Und trotzdem gibt es ja auch Menschen, die weniger gierig sind als andere. Also woher kommt die Gier, das Zügellose? Mussell hat mit Probanden ein Spiel gespielt, um Gier zu messen. Es ging darum, einen virtuellen Ballon aufzupusten. Und je weiter man ihn aufpustete, desto mehr richtiges Geld konnte man gewinnen und mit nach Hause nehmen. Mit einer gewissen Wahrscheinlichkeit platzte der Ballon allerdings auch - und in diesem Fall gab es gar nichts. Während die Probanden also ihre virtuellen Ballons aufpusteten, und die manchmal platzten, hat Mussell die Hirnströme der Versuchsteilnehmer gemessen.

"Dafür haben wir bei den Personen gemessen, was passiert, wenn sie einen positiven und einen negativen Reiz bekommen", erklärt der Forscher. "In unserem Fall 'der Ballon platzt' und 'der Ballon platzt nicht'. Was wir erwarten würden, bei normalen Personen, ist, dass der negative Reiz eine entsprechende Reaktion im Gehirn auslöst. Das gibt Menschen die Chance, aus diesem negativen Reiz zu lernen. In dem Fall wäre die Lernreaktion 'Hoppla, wenn ich zu weit aufpumpe, dann platzt der Ballon!' Also lerne ich und bin beim nächsten Mal ein bisschen vorsichtiger.

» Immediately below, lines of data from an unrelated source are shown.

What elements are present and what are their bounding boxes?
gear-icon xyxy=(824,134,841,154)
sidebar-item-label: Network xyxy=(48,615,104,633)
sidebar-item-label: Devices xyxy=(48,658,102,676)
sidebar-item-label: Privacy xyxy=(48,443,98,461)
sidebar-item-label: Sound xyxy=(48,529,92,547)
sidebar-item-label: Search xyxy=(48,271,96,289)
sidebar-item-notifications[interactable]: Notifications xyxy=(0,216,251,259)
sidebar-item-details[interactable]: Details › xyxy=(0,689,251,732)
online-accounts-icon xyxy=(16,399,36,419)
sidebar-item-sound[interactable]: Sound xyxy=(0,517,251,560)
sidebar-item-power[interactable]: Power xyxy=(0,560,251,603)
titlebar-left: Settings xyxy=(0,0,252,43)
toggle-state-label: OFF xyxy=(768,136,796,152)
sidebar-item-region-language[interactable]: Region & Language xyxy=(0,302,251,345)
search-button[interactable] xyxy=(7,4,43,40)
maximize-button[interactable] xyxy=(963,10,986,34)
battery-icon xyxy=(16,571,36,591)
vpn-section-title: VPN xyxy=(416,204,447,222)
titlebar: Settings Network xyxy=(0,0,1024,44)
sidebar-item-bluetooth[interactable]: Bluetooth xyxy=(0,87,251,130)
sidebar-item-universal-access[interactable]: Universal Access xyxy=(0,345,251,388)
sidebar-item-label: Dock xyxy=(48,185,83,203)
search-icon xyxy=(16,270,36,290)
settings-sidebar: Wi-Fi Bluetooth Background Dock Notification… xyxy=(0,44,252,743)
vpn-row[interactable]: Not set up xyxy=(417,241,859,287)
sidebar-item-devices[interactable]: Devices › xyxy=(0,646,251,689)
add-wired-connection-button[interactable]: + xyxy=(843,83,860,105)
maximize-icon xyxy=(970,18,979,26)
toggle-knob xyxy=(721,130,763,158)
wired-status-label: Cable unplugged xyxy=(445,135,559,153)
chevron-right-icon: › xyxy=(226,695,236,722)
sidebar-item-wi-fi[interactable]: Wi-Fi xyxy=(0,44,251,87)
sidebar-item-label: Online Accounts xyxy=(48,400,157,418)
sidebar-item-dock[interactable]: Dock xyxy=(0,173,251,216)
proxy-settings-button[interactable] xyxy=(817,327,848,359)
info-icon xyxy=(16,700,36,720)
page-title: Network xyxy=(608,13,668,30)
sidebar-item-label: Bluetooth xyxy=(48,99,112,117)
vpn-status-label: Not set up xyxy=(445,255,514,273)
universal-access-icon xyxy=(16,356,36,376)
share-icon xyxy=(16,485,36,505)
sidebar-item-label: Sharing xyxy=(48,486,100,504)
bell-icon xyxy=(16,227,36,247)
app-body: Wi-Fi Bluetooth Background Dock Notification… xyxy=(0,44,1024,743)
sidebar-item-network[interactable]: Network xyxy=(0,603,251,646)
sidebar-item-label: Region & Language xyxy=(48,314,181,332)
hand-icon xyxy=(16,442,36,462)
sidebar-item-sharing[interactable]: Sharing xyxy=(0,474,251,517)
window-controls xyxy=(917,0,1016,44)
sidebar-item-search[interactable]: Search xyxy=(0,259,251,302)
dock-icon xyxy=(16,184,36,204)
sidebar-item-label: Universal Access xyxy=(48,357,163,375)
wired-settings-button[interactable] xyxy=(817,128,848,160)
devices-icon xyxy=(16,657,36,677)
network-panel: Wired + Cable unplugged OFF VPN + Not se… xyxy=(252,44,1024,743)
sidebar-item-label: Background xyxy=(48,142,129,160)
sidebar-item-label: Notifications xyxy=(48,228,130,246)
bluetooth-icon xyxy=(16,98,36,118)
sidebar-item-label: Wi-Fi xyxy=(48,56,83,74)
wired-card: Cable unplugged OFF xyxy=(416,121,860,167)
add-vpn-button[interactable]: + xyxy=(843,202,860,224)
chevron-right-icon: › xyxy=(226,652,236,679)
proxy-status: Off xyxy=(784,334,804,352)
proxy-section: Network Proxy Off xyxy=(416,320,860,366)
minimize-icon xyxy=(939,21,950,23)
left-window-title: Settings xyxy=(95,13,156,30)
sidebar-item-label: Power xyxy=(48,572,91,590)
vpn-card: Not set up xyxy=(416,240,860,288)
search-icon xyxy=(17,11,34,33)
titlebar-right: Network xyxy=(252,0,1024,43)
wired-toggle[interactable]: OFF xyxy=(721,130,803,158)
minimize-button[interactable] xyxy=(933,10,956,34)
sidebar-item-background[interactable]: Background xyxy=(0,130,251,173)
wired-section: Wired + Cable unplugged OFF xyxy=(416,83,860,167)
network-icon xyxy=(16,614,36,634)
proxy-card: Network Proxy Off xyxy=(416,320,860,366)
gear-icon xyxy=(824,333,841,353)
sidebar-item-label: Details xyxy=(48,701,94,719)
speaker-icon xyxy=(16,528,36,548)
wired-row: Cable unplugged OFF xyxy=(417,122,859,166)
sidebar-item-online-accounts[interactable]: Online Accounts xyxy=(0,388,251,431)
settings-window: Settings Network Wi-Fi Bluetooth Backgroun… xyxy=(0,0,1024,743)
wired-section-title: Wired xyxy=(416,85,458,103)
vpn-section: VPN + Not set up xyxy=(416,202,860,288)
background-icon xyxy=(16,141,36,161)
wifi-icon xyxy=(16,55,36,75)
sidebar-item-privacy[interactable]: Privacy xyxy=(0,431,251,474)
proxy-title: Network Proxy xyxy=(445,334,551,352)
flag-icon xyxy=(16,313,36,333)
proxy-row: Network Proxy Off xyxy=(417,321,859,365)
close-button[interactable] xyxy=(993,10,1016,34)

Genau dieser Mechanismus war bei gierigen Personen weniger ausgeprägt."

Gier als Ersatzhandlung für Gefühl fehlender Liebe

Das heißt, es gibt einen Zusammenhang zwischen Gier und Risikoneigung. Wer gierig ist, ist auch bereit, höhere Risiken einzugehen. Aber das ist nur ein Teil der Antwort, woher Gier kommen könnte. Ein zweites Experiment bringt uns der Antwort schon näher. Mussell hat Biographien, Lebenserfahrungen von Probanden, ihrem Weltbild und ihrer Gier abgeglichen und wie sich Gier im Laufe der Zeit entwickelt. Dabei ist er zu einem klaren Ergebnis gekommen.

"Menschen, die negative Glaubenssätze haben, also zum Beispiel 'Ich werde nicht geliebt' oder 'Ich kann nicht kontrollieren, was passieren wird', bei denen stieg die Gier über die Zeit an Und Menschen, die das nicht haben, bei denen fiel die Gier eher ab", erläutert Mussell. "Das war zunächst mal ein sehr interessantes Ergebnis, was auch zu der Frage eine Antwort liefert 'Woher kommt die Gier?' Das könnten bestimmte Erfahrungen sein, die zu diesen Glaubenssätzen führen. Wir haben uns gefragt, was das bedeuten könnte. Eine Idee war, dass es sich dabei um eine Art Ersatzhandlung handelt. Also in Bereichen, wo ich das Gefühl habe, nicht geliebt zu werden, keine Kontrolle zu haben, da habe ich die Möglichkeit, mir Geld anzueignen – was ja auch eine Form von Sicherheit bedeutet."

Gier wird eigentlich immer als schlecht bewertet und ist sogar eine der Todsünden – wie gehört. Aber das stimmt nicht ganz. Gier kann auch großartig sein. Denn eine gewisse Form von Gier hat uns zum gemacht, was wir sind. Die unstillbare Lust Dinge zu erforschen – nämlich die Neugier!  

2 Kommentare

MDR-Team vor 11 Wochen

Hallo Shantuma,

wir versuchen große, spannende und wichtige Fragen in 10 kompakte Minuten zu packen. Klar, ist das etwas komprimierter. Aber dafür auch schneller und mehr "snackable" für Zwischendurch. Ohne an Kontext oder Inhalt zu sparen.

Wenn Sie damit nichts anfangen können, können Sie natürlich gerne auf andere und längere Wissenspodcasts in der ARD Audiothek ausweichen.
Mit Gier hat das tatsächlich eher wenig bis nichts zu tun.

- Das MDR WISSEN Team

Shantuma vor 11 Wochen

Ganz schön gierig. Nur 10 Minuten ... und dann sagt man immer Verschwörungstheorien liefern einfache Antworten.
Also 10 Minuten scheinen für mich eine einfache Antwort zu sein.

Da schaut und hört man sich lieber wertvollere Podcasts an, welche meistens doppelt, dreifach oder wesentlich länger sind.

Wer dies nicht durchhält sollte sich selber fragen ob man noch bereit ist sich selber zu bilden, oder ob man weiterhin auf jene hört die einfache Antworten haben.